Pédiatrie - Sous le signe du dépistage...

PédiatrieSous le signe du dépistage...

24.12.2012

En 2012 ont été publiées deux recommandations, sur le dépistage de la surdité néonatale bilatérale en maternité et sur la dénutrition en pédiatrie, ainsi qu’une mise au point sur la prise en charge des infections urinaires chez l’enfant.

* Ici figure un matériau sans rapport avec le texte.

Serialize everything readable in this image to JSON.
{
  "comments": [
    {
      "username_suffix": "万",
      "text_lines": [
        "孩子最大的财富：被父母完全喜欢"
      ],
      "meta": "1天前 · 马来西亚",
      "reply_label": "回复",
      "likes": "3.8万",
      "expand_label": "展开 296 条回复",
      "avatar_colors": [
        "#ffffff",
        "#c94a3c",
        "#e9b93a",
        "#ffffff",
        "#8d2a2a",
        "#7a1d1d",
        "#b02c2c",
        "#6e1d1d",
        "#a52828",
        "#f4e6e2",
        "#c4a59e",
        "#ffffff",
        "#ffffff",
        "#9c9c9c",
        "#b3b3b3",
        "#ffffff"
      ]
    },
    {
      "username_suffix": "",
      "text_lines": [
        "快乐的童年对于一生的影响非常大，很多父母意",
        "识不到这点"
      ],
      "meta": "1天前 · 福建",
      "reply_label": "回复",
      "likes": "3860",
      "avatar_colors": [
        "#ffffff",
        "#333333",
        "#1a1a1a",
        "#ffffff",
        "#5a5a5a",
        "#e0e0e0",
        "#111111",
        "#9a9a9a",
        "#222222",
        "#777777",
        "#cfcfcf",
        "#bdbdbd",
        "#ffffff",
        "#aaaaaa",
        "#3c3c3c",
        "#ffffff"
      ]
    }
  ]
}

L’arrêté du 23 avril 2012 a entériné l’organisation du dépistage de la surdité permanente à la naissance d’ici à deux ans. Le but est de détecter avant le moindre signe d’alerte les enfants susceptibles d’avoir une surdité bilatérale moyenne, sévère ou profonde (prévalence de 1,26 pour mille dans les pays occidentaux) afin de leur proposer – si le diagnostic est confirmé – une prise en charge précoce. Ainsi, environ 800 enfants sourds pourraient être repérés chaque année. « La Société Française de Pédiatrie (SFP) a été l’un des promoteurs de ce projet de dépistage systématique en maternité », explique sa présidente, le Pr Brigitte Chabrol (hôpital de la Timone, Marseille).

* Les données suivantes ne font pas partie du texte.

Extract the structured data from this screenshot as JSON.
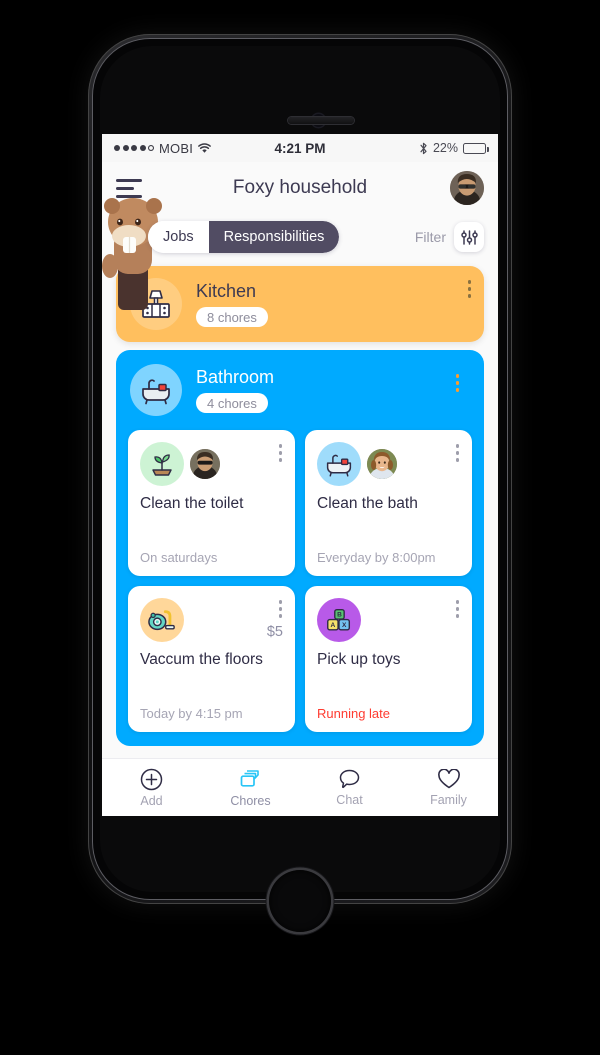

La seconde recommandation de la SFP aborde le dépistage de la dénutrition protéino-énergétique de l’enfant en pratique courante (sous presse, www.sfpediatrie.com), « en particulier pour les enfants les plus vulnérables, hospitalisés ou porteurs de maladies chroniques », précise le Pr Chabrol. Parmi les conseils : celui de peser et de mesurer tout enfant quel que soit le contexte de visite ou d’hospitalisation.

Un troisième texte de la SFP paru cet automne a revu la prise en charge des infections urinaires (IU) de l’enfant. Celle-ci est à un tournant tant en ce qui concerne les méthodes diagnostiques à utiliser, la nécessité de dépister un reflux vésico-urétéral, l’intérêt de l’antibioprophylaxie et l’émergence de souches d’E. Coli multirésistantes (10%). « Nous préconisons un recours plus fréquent aux bandelettes urinaires et, en cas de positivité, à l’ECBU, commente Brigitte Chabrol, mais en privilégiant d’autres modes de prélèvement que la poche à urines pour limiter les risques de contamination (prélèvement au jet, cathétérisme urétral, ponction sus-pubienne). Ensuite, il vaut mieux récupérer le plus rapidement possible le résultat des antibiogrammes plutôt que de prescrire un antibiotique à large spectre » et augmenter la proportion d’enfants recevant d’emblée un traitement par aminosides en monothérapie. « Point important, ajoute-t-elle, les indications de cystographie rétrograde et des antibioprophylaxies doivent être extrêmement précises (récidives, anomalies majeures à l’échographie) ».